- From: Silvia Pfeiffer <silviapfeiffer1@gmail.com>
- Date: Thu, 7 Apr 2011 11:21:20 +1000
- To: Philip Jägenstedt <philipj@opera.com>
- Cc: public-media-fragment@w3.org
On Thu, Apr 7, 2011 at 2:12 AM, Philip Jägenstedt <philipj@opera.com> wrote: > On Wed, 06 Apr 2011 16:01:20 +0200, Jack Jansen <Jack.Jansen@cwi.nl> wrote: > >> >> On Apr 6, 2011, at 15:14 , Raphaël Troncy wrote: >> >>>> Yeah, I think we need to be more specific. My suggestion is to round >>>> up, but am curious what ppl think. >>> >>> +1 ... and added to list of items to discuss next week. >> >> >> ... And just after I pressed "send" I realised that "rounding up" isn't >> the right term.

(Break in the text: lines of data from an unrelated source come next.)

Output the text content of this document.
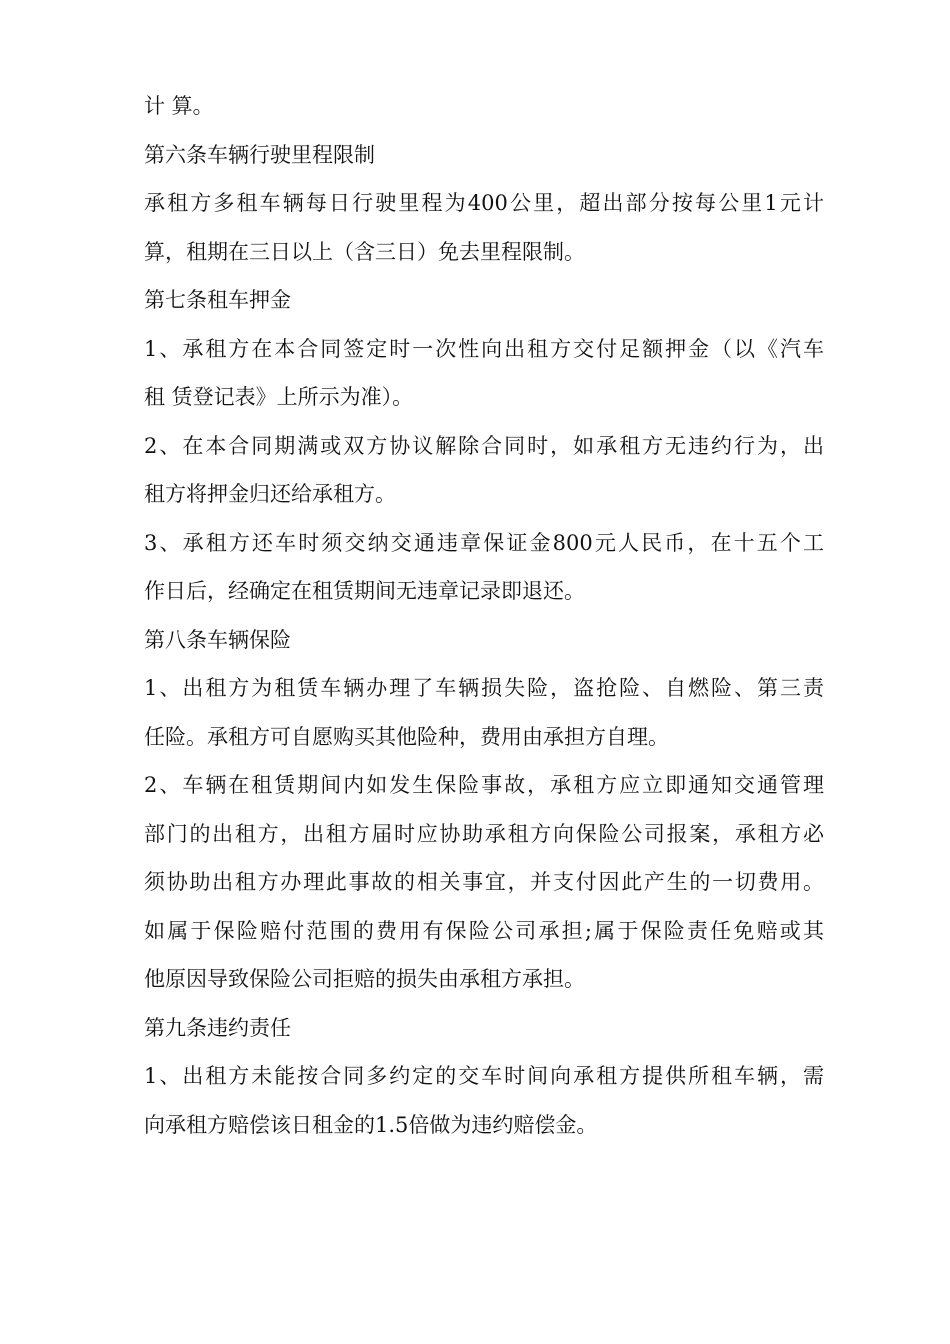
计 算。
第六条车辆行驶里程限制
承租方多租车辆每日行驶里程为400公里，超出部分按每公里1元计
算，租期在三日以上（含三日）免去里程限制。
第七条租车押金
1、承租方在本合同签定时一次性向出租方交付足额押金（以《汽车
租 赁登记表》上所示为准）。
2、在本合同期满或双方协议解除合同时，如承租方无违约行为，出
租方将押金归还给承租方。
3、承租方还车时须交纳交通违章保证金800元人民币，在十五个工
作日后，经确定在租赁期间无违章记录即退还。
第八条车辆保险
1、出租方为租赁车辆办理了车辆损失险，盗抢险、自燃险、第三责
任险。承租方可自愿购买其他险种，费用由承担方自理。
2、车辆在租赁期间内如发生保险事故，承租方应立即通知交通管理
部门的出租方，出租方届时应协助承租方向保险公司报案，承租方必
须协助出租方办理此事故的相关事宜，并支付因此产生的一切费用。
如属于保险赔付范围的费用有保险公司承担;属于保险责任免赔或其
他原因导致保险公司拒赔的损失由承租方承担。
第九条违约责任
1、出租方未能按合同多约定的交车时间向承租方提供所租车辆，需
向承租方赔偿该日租金的1.5倍做为违约赔偿金。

I think we should round in such a way that we enclose at >> least the specified region. Therefore, X and Y should be numerically rounded >> down, and width and height numerically up. > > The doesn't quite have the effect of enclosing the specified region, as > (10.5, 10.5, 20, 20) would get clamped to (10, 10, 20, 20), which misses 0.5 > px on the right and bottom. Similarly, (10.9, 10.9, 10.9, 10.9) would get > clamped to (10, 10, 11, 11), which misses 0.8 px on the right and bottom. > (The worst case with .999999 goes towards missing a whole row/column.) > > The formula for always enclosing the region would be: > > x' = floor(x) > y' = floor(y) > w' = ceil(x+w) - floor(x) > h' = ceil(y+h) - floor(y) Hmm, I see. Unless that is a problem with any existing implementations, I can now see an advantage to using (left, top, right, bottom) - which, incidentally, is also similar to how CSS works. Looking forward to the discussion! Cheers, Silvia.